Und genau das erscheint mir bei dem recht naheliegenden Witz über den die Cartoonisten Hauck und Bauer mit dem Kabarettisten Schroeder streiten, diskutabel zu sein.
Bei Witzen kommt hinzu, dass der tatsächliche Urheber häufig kaum feststellbar ist, weil es gerade dem Wesen des Witzes enstpricht, dass er von möglichst vielen Menschen weitererzählt wird. Man kann sich also durchaus auch die Frage stellen, ob der Urheber eines Witzes nicht von vornherein dulden muss, dass sich sein Witz verbreitet und verbreitet wird, weil genau das in der Natur der Sache liegt.
Der streitgegenständliche Witz funktioniert – wie jeder Witz überhaupt – nur beim erstenmal, denn er lebt vom Überraschungseffekt einer Idee.
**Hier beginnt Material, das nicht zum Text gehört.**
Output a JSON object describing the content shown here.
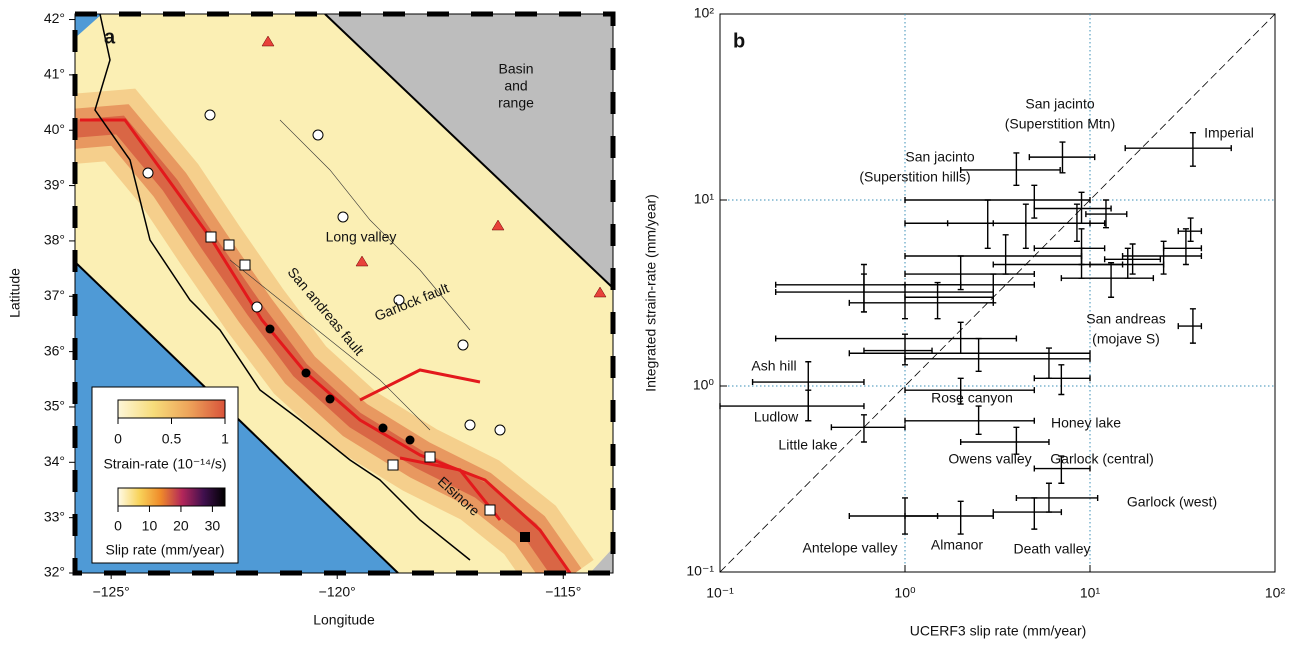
{
  "chart_data": [
    {
      "type": "map",
      "panel_label": "a",
      "xlabel": "Longitude",
      "ylabel": "Latitude",
      "xlim": [
        -125.8,
        -113.9
      ],
      "ylim": [
        32,
        42.1
      ],
      "xticks": [
        {
          "value": -125,
          "label": "−125°"
        },
        {
          "value": -120,
          "label": "−120°"
        },
        {
          "value": -115,
          "label": "−115°"
        }
      ],
      "yticks": [
        {
          "value": 32,
          "label": "32°"
        },
        {
          "value": 33,
          "label": "33°"
        },
        {
          "value": 34,
          "label": "34°"
        },
        {
          "value": 35,
          "label": "35°"
        },
        {
          "value": 36,
          "label": "36°"
        },
        {
          "value": 37,
          "label": "37°"
        },
        {
          "value": 38,
          "label": "38°"
        },
        {
          "value": 39,
          "label": "39°"
        },
        {
          "value": 40,
          "label": "40°"
        },
        {
          "value": 41,
          "label": "41°"
        },
        {
          "value": 42,
          "label": "42°"
        }
      ],
      "annotations": [
        [
          "Basin",
          "and",
          "range"
        ],
        [
          "Long valley"
        ],
        [
          "San andreas fault"
        ],
        [
          "Garlock fault"
        ],
        [
          "Elsinore"
        ]
      ],
      "colorbars": [
        {
          "label": "Strain-rate (10⁻¹⁴/s)",
          "clim": [
            0,
            1
          ],
          "ticks": [
            0,
            0.5,
            1
          ],
          "colors": [
            "#fdf6d8",
            "#f7dc7a",
            "#eda35a",
            "#d9533a"
          ]
        },
        {
          "label": "Slip rate (mm/year)",
          "clim": [
            0,
            34
          ],
          "ticks": [
            0,
            10,
            20,
            30
          ],
          "colors": [
            "#fffbe8",
            "#f8d35a",
            "#ef8a2a",
            "#b3265a",
            "#40104e",
            "#000000"
          ]
        }
      ]
    },
    {
      "type": "scatter",
      "panel_label": "b",
      "xlabel": "UCERF3 slip rate (mm/year)",
      "ylabel": "Integrated strain-rate (mm/year)",
      "xscale": "log",
      "yscale": "log",
      "xlim": [
        0.1,
        100
      ],
      "ylim": [
        0.1,
        100
      ],
      "xticks": [
        {
          "value": 0.1,
          "label": "10⁻¹"
        },
        {
          "value": 1,
          "label": "10⁰"
        },
        {
          "value": 10,
          "label": "10¹"
        },
        {
          "value": 100,
          "label": "10²"
        }
      ],
      "yticks": [
        {
          "value": 0.1,
          "label": "10⁻¹"
        },
        {
          "value": 1,
          "label": "10⁰"
        },
        {
          "value": 10,
          "label": "10¹"
        },
        {
          "value": 100,
          "label": "10²"
        }
      ],
      "xgrid": [
        1,
        10
      ],
      "ygrid": [
        1,
        10
      ],
      "grid_color": "#3a8fb7",
      "diagonal": true,
      "color": "#000000",
      "x": [
        36,
        7.1,
        4,
        12.2,
        9,
        8.5,
        5,
        4.5,
        2.8,
        9,
        3.5,
        9,
        16,
        13,
        17,
        25,
        33,
        35,
        36,
        0.6,
        0.6,
        1,
        1.5,
        3,
        2,
        2,
        1,
        2.5,
        6,
        7,
        0.3,
        0.3,
        0.6,
        2,
        2.5,
        4,
        7,
        6,
        1,
        2,
        5
      ],
      "values": [
        19,
        17,
        14.5,
        8.4,
        9,
        7.5,
        10,
        7.5,
        7.5,
        5.5,
        5,
        4.5,
        4.5,
        3.8,
        4.8,
        5,
        5.5,
        6.8,
        2.1,
        3.5,
        3.2,
        2.8,
        3,
        3.5,
        4,
        1.8,
        1.55,
        1.5,
        1.4,
        1.1,
        1.05,
        0.78,
        0.6,
        0.95,
        0.65,
        0.5,
        0.36,
        0.25,
        0.2,
        0.2,
        0.21
      ],
      "x_low": [
        15.5,
        4.7,
        2,
        9.5,
        5,
        3,
        1,
        1,
        1.7,
        5,
        1,
        3,
        10,
        7,
        12,
        15,
        25,
        30,
        30,
        0.2,
        0.2,
        0.5,
        1,
        1,
        1,
        0.2,
        0.6,
        0.5,
        1,
        5,
        0.15,
        0.1,
        0.4,
        1,
        1,
        2,
        5,
        4,
        0.5,
        1,
        3
      ],
      "x_high": [
        58,
        10.6,
        6.9,
        15.8,
        13,
        12,
        10,
        10,
        4.5,
        12,
        9,
        15,
        25,
        22,
        24,
        40,
        40,
        40,
        40,
        2,
        3,
        3,
        3,
        5,
        5,
        4,
        1.4,
        10,
        10,
        10,
        0.6,
        0.6,
        1,
        5,
        5,
        6,
        10,
        11,
        1.5,
        3,
        7
      ],
      "y_low": [
        15.2,
        14,
        12,
        7.1,
        7.5,
        6,
        8,
        5.5,
        5.5,
        4.5,
        4,
        3.8,
        3.8,
        3,
        4,
        4,
        4.5,
        6,
        1.7,
        2.5,
        2.5,
        2.3,
        2.3,
        2.8,
        3.3,
        1.5,
        1.3,
        1.2,
        1.1,
        0.9,
        0.65,
        0.65,
        0.5,
        0.8,
        0.55,
        0.43,
        0.3,
        0.21,
        0.16,
        0.16,
        0.17
      ],
      "y_high": [
        23,
        20.5,
        17.9,
        10,
        11,
        9.5,
        12,
        9.5,
        10,
        7,
        6.5,
        5.5,
        5.5,
        4.6,
        5.8,
        6,
        7,
        8,
        2.6,
        4.5,
        4,
        3.5,
        3.6,
        4,
        5,
        2.2,
        1.9,
        1.8,
        1.6,
        1.3,
        1.35,
        0.95,
        0.7,
        1.1,
        0.78,
        0.6,
        0.42,
        0.3,
        0.25,
        0.24,
        0.25
      ],
      "annotations": [
        [
          "San jacinto",
          "(Superstition Mtn)"
        ],
        [
          "Imperial"
        ],
        [
          "San jacinto",
          "(Superstition hills)"
        ],
        [
          "San andreas",
          "(mojave S)"
        ],
        [
          "Ash hill"
        ],
        [
          "Ludlow"
        ],
        [
          "Little lake"
        ],
        [
          "Rose canyon"
        ],
        [
          "Honey lake"
        ],
        [
          "Owens valley"
        ],
        [
          "Garlock (central)"
        ],
        [
          "Garlock (west)"
        ],
        [
          "Antelope valley"
        ],
        [
          "Almanor"
        ],
        [
          "Death valley"
        ]
      ]
    }
  ]
}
Beim zweitenmal bleibt die Überraschung aus, weil bereits gehört.
Also: das Kernstück des Witzes ist eine Idee.
Dass eine Idee geschützt werden darf, ist so überraschend, dass der Schutzvorgang gerne als Witz durchgehen darf.
Comment by Wolf-Dieter Busch — 4.11, 2016 @ 18:25
Ich habe also absolut keine Chancen, meine in jahrelanger Denkarbeit gemünzten Schüttelreime patentieren zu lassen? Das ist sehr bedauerlich.*
Comment by Dr.Klusenbreuker — 5.11, 2016 @ 00:44
Demnächst auf deiner Kabarett-Eintrittskarte:
»Wer Pointen nachmacht oder verfälscht, oder nachgemachte oder verfälschte sich verschafft und in Verkehr bringt, wird mit Zuchthaus nicht unter zwei Jahren bestraft.«
Ich muss wohl nicht laut sagen was ich unter umständen „nicht lustiges“ über solche Menschen denke, die ihre Ideen nicht teilen mögen?
Comment by yt — 5.11, 2016 @ 07:22
Nachtrag – Schutzfähigkeit eines Sprachwerks – es handelt sich um einen Subjekt-Prädikat-Objekt-Satz: „Sie sind sehr, sehr dumm.“ Weil das die einfachste Darstellung der Idee ist, darf die Schöpfungshöhe in Zweifel gezogen werden. Um es mal höflich zu sagen.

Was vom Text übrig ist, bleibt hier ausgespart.